You can bet the Obama staffers keenly recall how Hillary took votes away when she started morphing into John Wayne and making off-hand remarks like "Dust my britches and call me a tumbleweed." The tough posturing gets results because it assuages the massive insecurity of the American psyche. It's also practical. Independents are often swayed by tough talk because it saves them time, and they devote about two minutes per month to thinking about politics to being with. Republicans are swayed by it because they spend all their time debating which gun oil is best at protecting rifling grooves from the corrosive effects of black powder. And it makes them feel like home.
I'm sure politicians enjoy it when they get to be honest, as habitually lying or withholding real belief tires out most souls, but it's a dangerous luxury in an election. Honesty is beside the point. The point is to get votes and take power. I love Dennis Kucinich for his bravery and getting impeachment on the table. As President, they'd love him in Switzerland a lot better. He'd be perfect for Appenzell, a region there famous for its short people. I am very fond of Ralph Nader, but must admit to mixed feelings about how he happened to personally screw me and my family, not to mention 20 million Iraqis. Bemoan their fates, and ours, rage against the machine, sure, but please--we live in America. This place is bonkers, and still in massive, murderous denial. We must accept that the core issues, such as the fact that we've already pissed away an empire, are well into the process of killing the earth, and are the most naively, sociopathically cruel nation in the world--won't be directly discussed during the election. Even if we, the candidates, and their staffs all know damned well it's there and think about it every day.
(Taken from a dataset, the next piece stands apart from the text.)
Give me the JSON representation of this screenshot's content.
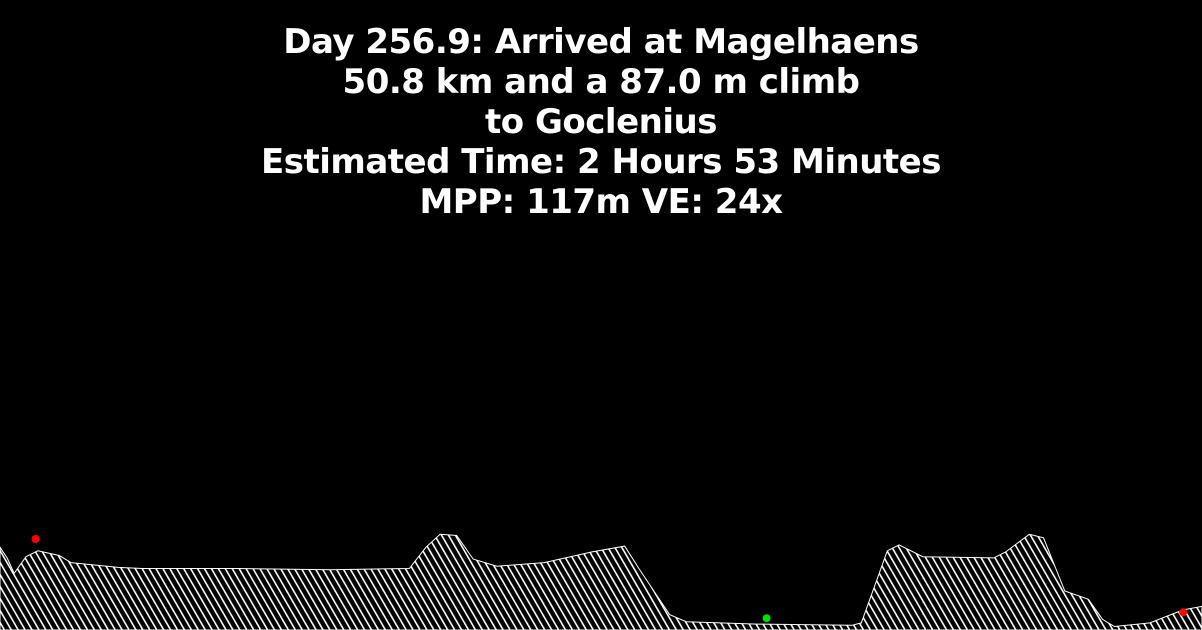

Bill Clinton once scornfully described Obama as "a roll of the dice," and it was the nicest thing I've ever heard about a Presidential candidate. It meant there was a chance for some change. There still is. Right now, however, there's a deal to seal. There is plenty of room for the OB campaign to move "Right" and capture voters concerned with toughness precisely because of his early, outspoken anti-war position. That was a great position. To the Independent and undecided voters, it's also ancient history. How, they ask, is he going to get us out of Iraq? "Cautiously, manfully, steadily," will be the answer. (In truth it's going to be next to impossible for him or anyone else to completely get the US out of Iraq because oil is so militarily and economically important.) His campaign will adapt the rhetoric of Republican toughness and spin it into something else, maybe something like this: "They were Dumb-Tough. We are Smart-Tough." I'll hate it as much as you will, but to use an appropriately American metaphor, it'll win the election just like Grant took Richmond.